I've never understood the FCC's prerogative when it came to regulating content for moral reasons. Nor have I understood (or agreed with) the Court's first-amendment jurisprudence when it comes to "obscenity" and "community standards".

The airwaves belong to the public. The first amendment grants us freedom of speech and freedom of expression. Case closed, as far as I'm concerned. Community standards and obscenity are noticeably absent from the Constitution - probably invented from the ether by some of those "activist judges" that today's Republicans get so up-in-arms about.

The government has already mandated that all televisions contain a V-Chip and that broadcasters rate their content according to the amount of "language", violence, sexuality, and etc. that it contains.

I am in favor of warning labels. For example, I'm quite happy that products list their ingredients and nutritional value. Whether these labels are government-mandated or come about via the "invisible hand of the market", they help make me a more informed consumer.

I am generally in favor of personal choice. True choice can only come about when you have informed choosers.

So, with these ratings (assuming that they are roughly accurate) and V-Chip-like technology, we have the ability to self-censor anything that we wouldn't want to watch (or more often, wouldn't want our progeny to watch).

So fsck community standards, and fsck the FCC. Get out of the business of fining Howard Stern and Opie and Anothony for the garbage they say on the airwaves. If FOX wants to become a hardcore pr0n channel, fine. Let them. So long as these broadcasters are required to accurately rate their content and we, their potential audience, have the ability to filter out undesirable content, I don't see the harm. (Though I also don't see the harm of a kid accidentally seeing a breast on TV our hearing a "naughty" word.
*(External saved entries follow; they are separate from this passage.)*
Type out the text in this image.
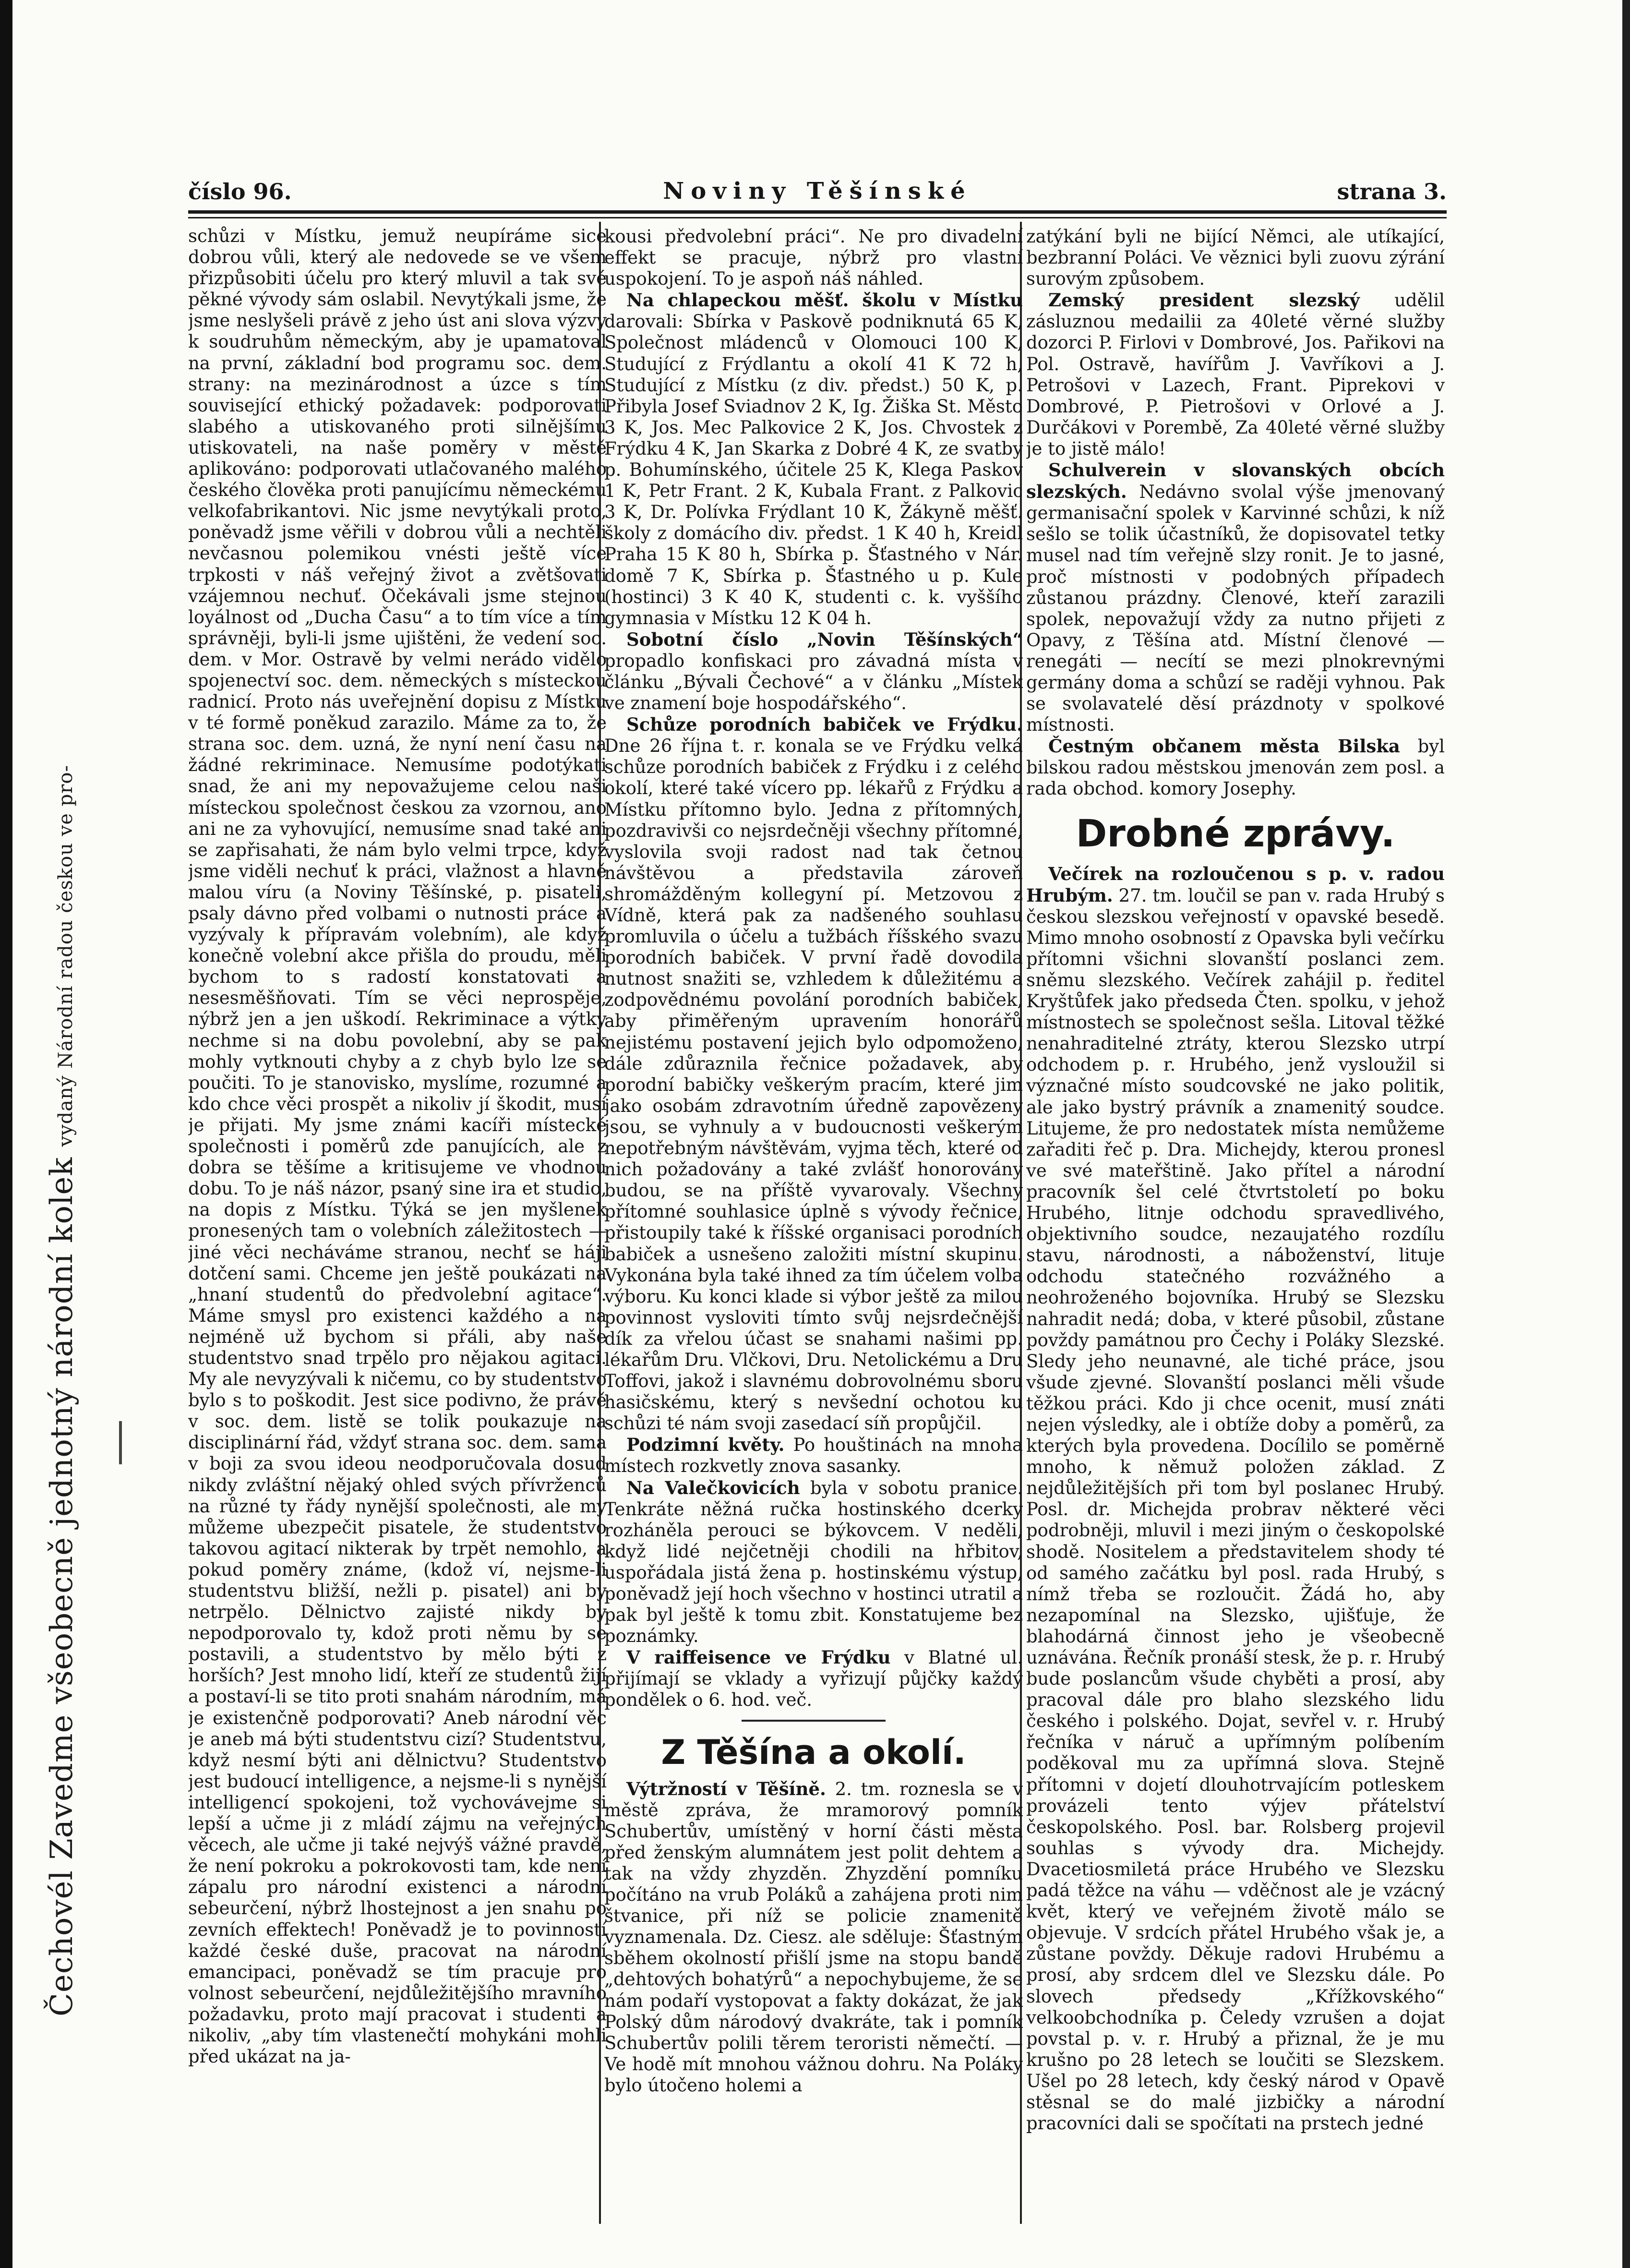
Čechovél Zavedme všeobecně jednotný národní kolek vydaný Národní radou českou ve pro-
číslo 96.	Noviny Těšínské	strana 3.

schůzi v Místku, jemuž neupíráme sice dobrou vůli, který ale nedovede se ve všem přizpůsobiti účelu pro který mluvil a tak své pěkné vývody sám oslabil. Nevytýkali jsme, že jsme neslyšeli právě z jeho úst ani slova výzvy k soudruhům německým, aby je upamatoval na první, základní bod programu soc. dem. strany: na mezinárodnost a úzce s tím související ethický požadavek: podporovati slabého a utiskovaného proti silnějšímu utiskovateli, na naše poměry v městě aplikováno: podporovati utlačovaného malého českého člověka proti panujícímu německému velkofabrikantovi. Nic jsme nevytýkali proto, poněvadž jsme věřili v dobrou vůli a nechtěli nevčasnou polemikou vnésti ještě více trpkosti v náš veřejný život a zvětšovati vzájemnou nechuť. Očekávali jsme stejnou loyálnost od „Ducha Času“ a to tím více a tím správněji, byli-li jsme ujištěni, že vedení soc. dem. v Mor. Ostravě by velmi nerádo vidělo spojenectví soc. dem. německých s místeckou radnicí. Proto nás uveřejnění dopisu z Místku v té formě poněkud zarazilo. Máme za to, že strana soc. dem. uzná, že nyní není času na žádné rekriminace. Nemusíme podotýkati snad, že ani my nepovažujeme celou naši místeckou společnost českou za vzornou, ano ani ne za vyhovující, nemusíme snad také ani se zapřisahati, že nám bylo velmi trpce, když jsme viděli nechuť k práci, vlažnost a hlavně malou víru (a Noviny Těšínské, p. pisateli, psaly dávno před volbami o nutnosti práce a vyzývaly k přípravám volebním), ale když konečně volební akce přišla do proudu, měli bychom to s radostí konstatovati a nesesměšňovati. Tím se věci neprospěje, nýbrž jen a jen uškodí. Rekriminace a výtky nechme si na dobu povolební, aby se pak mohly vytknouti chyby a z chyb bylo lze se poučiti. To je stanovisko, myslíme, rozumné a kdo chce věci prospět a nikoliv jí škodit, musí je přijati. My jsme známi kacíři místecké společnosti i poměrů zde panujících, ale z dobra se těšíme a kritisujeme ve vhodnou dobu. To je náš názor, psaný sine ira et studio, na dopis z Místku. Týká se jen myšlenek pronesených tam o volebních záležitostech — jiné věci necháváme stranou, nechť se háji dotčení sami. Chceme jen ještě poukázati na „hnaní studentů do předvolební agitace“. Máme smysl pro existenci každého a na nejméně už bychom si přáli, aby naše studentstvo snad trpělo pro nějakou agitaci. My ale nevyzývali k ničemu, co by studentstvo bylo s to poškodit. Jest sice podivno, že právě v soc. dem. listě se tolik poukazuje na disciplinární řád, vždyť strana soc. dem. sama v boji za svou ideou neodporučovala dosud nikdy zvláštní nějaký ohled svých přívrženců na různé ty řády nynější společnosti, ale my můžeme ubezpečit pisatele, že studentstvo takovou agitací nikterak by trpět nemohlo, a pokud poměry známe, (kdož ví, nejsme-li studentstvu bližší, nežli p. pisatel) ani by netrpělo. Dělnictvo zajisté nikdy by nepodporovalo ty, kdož proti němu by se postavili, a studentstvo by mělo býti z horších? Jest mnoho lidí, kteří ze studentů žijí a postaví-li se tito proti snahám národním, má je existenčně podporovati? Aneb národní věc je aneb má býti studentstvu cizí? Studentstvu, když nesmí býti ani dělnictvu? Studentstvo jest budoucí intelligence, a nejsme-li s nynější intelligencí spokojeni, tož vychovávejme si lepší a učme ji z mládí zájmu na veřejných věcech, ale učme ji také nejvýš vážné pravdě, že není pokroku a pokrokovosti tam, kde není zápalu pro národní existenci a národní sebeurčení, nýbrž lhostejnost a jen snahu po zevních effektech! Poněvadž je to povinností každé české duše, pracovat na národní emancipaci, poněvadž se tím pracuje pro volnost sebeurčení, nejdůležitějšího mravního požadavku, proto mají pracovat i studenti a nikoliv, „aby tím vlastenečtí mohykáni mohli před ukázat na ja-

kousi předvolební práci“. Ne pro divadelní effekt se pracuje, nýbrž pro vlastní uspokojení. To je aspoň náš náhled.

Na chlapeckou měšť. školu v Místku darovali: Sbírka v Paskově podniknutá 65 K, Společnost mládenců v Olomouci 100 K, Studující z Frýdlantu a okolí 41 K 72 h, Studující z Místku (z div. předst.) 50 K, p. Přibyla Josef Sviadnov 2 K, Ig. Žiška St. Město 3 K, Jos. Mec Palkovice 2 K, Jos. Chvostek z Frýdku 4 K, Jan Skarka z Dobré 4 K, ze svatby p. Bohumínského, účitele 25 K, Klega Paskov 1 K, Petr Frant. 2 K, Kubala Frant. z Palkovic 3 K, Dr. Polívka Frýdlant 10 K, Žákyně měšť. školy z domácího div. předst. 1 K 40 h, Kreidl Praha 15 K 80 h, Sbírka p. Šťastného v Nár. domě 7 K, Sbírka p. Šťastného u p. Kule (hostinci) 3 K 40 K, studenti c. k. vyššího gymnasia v Místku 12 K 04 h.

Sobotní číslo „Novin Těšínských“ propadlo konfiskaci pro závadná místa v článku „Bývali Čechové“ a v článku „Místek ve znamení boje hospodářského“.

Schůze porodních babiček ve Frýdku. Dne 26 října t. r. konala se ve Frýdku velká schůze porodních babiček z Frýdku i z celého okolí, které také vícero pp. lékařů z Frýdku a Místku přítomno bylo. Jedna z přítomných, pozdravivši co nejsrdečněji všechny přítomné, vyslovila svoji radost nad tak četnou návštěvou a představila zároveň shromážděným kollegyní pí. Metzovou z Vídně, která pak za nadšeného souhlasu promluvila o účelu a tužbách říšského svazu porodních babiček. V první řadě dovodila nutnost snažiti se, vzhledem k důležitému a zodpovědnému povolání porodních babiček, aby přiměřeným upravením honorářů nejistému postavení jejich bylo odpomoženo, dále zdůraznila řečnice požadavek, aby porodní babičky veškerým pracím, které jim jako osobám zdravotním úředně zapovězeny jsou, se vyhnuly a v budoucnosti veškerým nepotřebným návštěvám, vyjma těch, které od nich požadovány a také zvlášť honorovány budou, se na příště vyvarovaly. Všechny přítomné souhlasice úplně s vývody řečnice, přistoupily také k říšské organisaci porodních babiček a usnešeno založiti místní skupinu. Vykonána byla také ihned za tím účelem volba výboru. Ku konci klade si výbor ještě za milou povinnost vysloviti tímto svůj nejsrdečnější dík za vřelou účast se snahami našimi pp. lékařům Dru. Vlčkovi, Dru. Netolickému a Dru Toffovi, jakož i slavnému dobrovolnému sboru hasičskému, který s nevšední ochotou ku schůzi té nám svoji zasedací síň propůjčil.

Podzimní květy. Po houštinách na mnoha místech rozkvetly znova sasanky.

Na Valečkovicích byla v sobotu pranice. Tenkráte něžná ručka hostinského dcerky rozháněla perouci se býkovcem. V neděli, když lidé nejčetněji chodili na hřbitov, uspořádala jistá žena p. hostinskému výstup, poněvadž její hoch všechno v hostinci utratil a pak byl ještě k tomu zbit. Konstatujeme bez poznámky.

V raiffeisence ve Frýdku v Blatné ul. přijímají se vklady a vyřizují půjčky každý pondělek o 6. hod. več.

Z Těšína a okolí.

Výtržností v Těšíně. 2. tm. roznesla se v městě zpráva, že mramorový pomník Schubertův, umístěný v horní části města před ženským alumnátem jest polit dehtem a tak na vždy zhyzděn. Zhyzdění pomníku počítáno na vrub Poláků a zahájena proti nim štvanice, při níž se policie znamenitě vyznamenala. Dz. Ciesz. ale sděluje: Šťastným sběhem okolností přišlí jsme na stopu bandě „dehtových bohatýrů“ a nepochybujeme, že se nám podaří vystopovat a fakty dokázat, že jak Polský dům národový dvakráte, tak i pomník Schubertův polili těrem teroristi němečtí. — Ve hodě mít mnohou vážnou dohru. Na Poláky bylo útočeno holemi a

zatýkání byli ne bijící Němci, ale utíkající, bezbranní Poláci. Ve věznici byli zuovu zýrání surovým způsobem.

Zemský president slezský udělil zásluznou medailii za 40leté věrné služby dozorci P. Firlovi v Dombrové, Jos. Pařikovi na Pol. Ostravě, havířům J. Vavříkovi a J. Petrošovi v Lazech, Frant. Piprekovi v Dombrové, P. Pietrošovi v Orlové a J. Durčákovi v Porembě, Za 40leté věrné služby je to jistě málo!

Schulverein v slovanských obcích slezských. Nedávno svolal výše jmenovaný germanisační spolek v Karvinné schůzi, k níž sešlo se tolik účastníků, že dopisovatel tetky musel nad tím veřejně slzy ronit. Je to jasné, proč místnosti v podobných případech zůstanou prázdny. Členové, kteří zarazili spolek, nepovažují vždy za nutno přijeti z Opavy, z Těšína atd. Místní členové — renegáti — necítí se mezi plnokrevnými germány doma a schůzí se raději vyhnou. Pak se svolavatelé děsí prázdnoty v spolkové místnosti.

Čestným občanem města Bilska byl bilskou radou městskou jmenován zem posl. a rada obchod. komory Josephy.

Drobné zprávy.

Večírek na rozloučenou s p. v. radou Hrubým. 27. tm. loučil se pan v. rada Hrubý s českou slezskou veřejností v opavské besedě. Mimo mnoho osobností z Opavska byli večírku přítomni všichni slovanští poslanci zem. sněmu slezského. Večírek zahájil p. ředitel Kryštůfek jako předseda Čten. spolku, v jehož místnostech se společnost sešla. Litoval těžké nenahraditelné ztráty, kterou Slezsko utrpí odchodem p. r. Hrubého, jenž vysloužil si význačné místo soudcovské ne jako politik, ale jako bystrý právník a znamenitý soudce. Litujeme, že pro nedostatek místa nemůžeme zařaditi řeč p. Dra. Michejdy, kterou pronesl ve své mateřštině. Jako přítel a národní pracovník šel celé čtvrtstoletí po boku Hrubého, litnje odchodu spravedlivého, objektivního soudce, nezaujatého rozdílu stavu, národnosti, a náboženství, lituje odchodu statečného rozvážného a neohroženého bojovníka. Hrubý se Slezsku nahradit nedá; doba, v které působil, zůstane povždy památnou pro Čechy i Poláky Slezské. Sledy jeho neunavné, ale tiché práce, jsou všude zjevné. Slovanští poslanci měli všude těžkou práci. Kdo ji chce ocenit, musí znáti nejen výsledky, ale i obtíže doby a poměrů, za kterých byla provedena. Docílilo se poměrně mnoho, k němuž položen základ. Z nejdůležitějších při tom byl poslanec Hrubý. Posl. dr. Michejda probrav některé věci podrobněji, mluvil i mezi jiným o českopolské shodě. Nositelem a představitelem shody té od samého začátku byl posl. rada Hrubý, s nímž třeba se rozloučit. Žádá ho, aby nezapomínal na Slezsko, ujišťuje, že blahodárná činnost jeho je všeobecně uznávána. Řečník pronáší stesk, že p. r. Hrubý bude poslancům všude chyběti a prosí, aby pracoval dále pro blaho slezského lidu českého i polského. Dojat, sevřel v. r. Hrubý řečníka v náruč a upřímným políbením poděkoval mu za upřímná slova. Stejně přítomni v dojetí dlouhotrvajícím potleskem provázeli tento výjev přátelství českopolského. Posl. bar. Rolsberg projevil souhlas s vývody dra. Michejdy. Dvacetiosmiletá práce Hrubého ve Slezsku padá těžce na váhu — vděčnost ale je vzácný květ, který ve veřejném životě málo se objevuje. V srdcích přátel Hrubého však je, a zůstane povždy. Děkuje radovi Hrubému a prosí, aby srdcem dlel ve Slezsku dále. Po slovech předsedy „Křížkovského“ velkoobchodníka p. Čeledy vzrušen a dojat povstal p. v. r. Hrubý a přiznal, že je mu krušno po 28 letech se loučiti se Slezskem. Ušel po 28 letech, kdy český národ v Opavě stěsnal se do malé jizbičky a národní pracovníci dali se spočítati na prstech jedné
But that's just me.)

The FCC should have never been permitted to police "community standards" in the first place. Maybe it was "necessary" for a while before we had V-Chip technology. But the technology has been mandated for 7 years now, and in light of this, the FCC's policing is wholly unwarranted.

The agency still does some useful things, like certifying that electronic devices don't interfere with one another. Let them do that, and get out of our radios and television sets. The government and my community have no right to legislate what I choose to see and hear, nor do they have the right to legislate what these broadcasters might wish to say (absent, perhaps, making knowingly factually inaccurate claims in order to deceive the public).